Rully reçoit cependant le rapport d'éclaireurs : les Samnites se méfient pas, ils se baladent dans le Samnium comme s'il y avait là 0 Romain prêt à les zigouiller, franchement si on les attaquait ce serait iii-ziii.

Que fait alors Rully ?
Se souvient-il de l'ordre du dictateur et de son autorité inviolable ?
A-t-il un flash-back du début du livre VIII où le consul Titus Manlius mettait à mort son propre fils pour désobéissance, https://mastodon.top/@hist_myth/114021663344021426 ?

Nope.

Rully attaque.
Et gagne.

Il défait les Samnites avec efficacité et enthousiasme, entre autres grâce à une charge fervente de la cavalerie, fait plein de butin, en brûle même une partie en l'honneur des dieux tellement il en a.
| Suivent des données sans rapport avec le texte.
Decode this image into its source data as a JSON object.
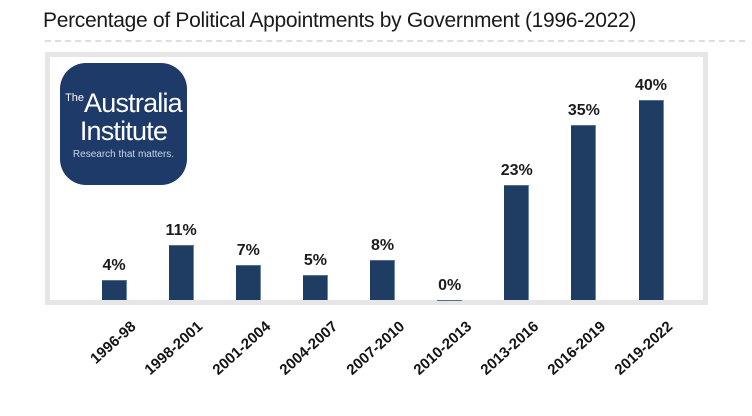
{
  "title": "Percentage of Political Appointments by Government (1996-2022)",
  "logo": {
    "prefix": "The",
    "line1": "Australia",
    "line2": "Institute",
    "tagline": "Research that matters."
  },
  "colors": {
    "bar": "#1f3c63",
    "logo_background": "#1e3a69",
    "plot_border": "#e6e6e6",
    "title_text": "#1a1a1a"
  },
  "chart_data": {
    "type": "bar",
    "title": "Percentage of Political Appointments by Government (1996-2022)",
    "categories": [
      "1996-98",
      "1998-2001",
      "2001-2004",
      "2004-2007",
      "2007-2010",
      "2010-2013",
      "2013-2016",
      "2016-2019",
      "2019-2022"
    ],
    "values": [
      4,
      11,
      7,
      5,
      8,
      0,
      23,
      35,
      40
    ],
    "data_labels": [
      "4%",
      "11%",
      "7%",
      "5%",
      "8%",
      "0%",
      "23%",
      "35%",
      "40%"
    ],
    "xlabel": "",
    "ylabel": "",
    "ylim": [
      0,
      45
    ],
    "grid": false,
    "legend": "none",
    "bar_color": "#1f3c63"
  }
}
Après quoi il envoie un messager au sénat dire en substance : j'ai gagné, enfin on a gagné, car moi Rully je suis tout à fait prêt à partager la gloire avec Cursy.

– Youpi on a gagné ! s'écrient Rome et le sénat.
Mais Cursy, lui, s'écrie :
– Il m'a désobéi petit ce merdeux !!!

@hist_myth Va-t-il engager le combat? Le suspense est à son comble!

@fgrosshans Le spoiler pour un truc historique d'il y a 2351 ans :D

Et Cursy de congédier le sénat et de quitter leur lieu de réunion en clamant qu'on a attenté au prestige de la dictature et à la discipline militaire. Il saute sur un cheval et file vers le camp.

Cependant des messagers arrivent avant lui :
– Rully ! Cursy revient !
– Pour me faire ses félicitations ?
– Ah, j'ai entendu un autre mot... punition, je crois ? Ah non ! c'était décapitation !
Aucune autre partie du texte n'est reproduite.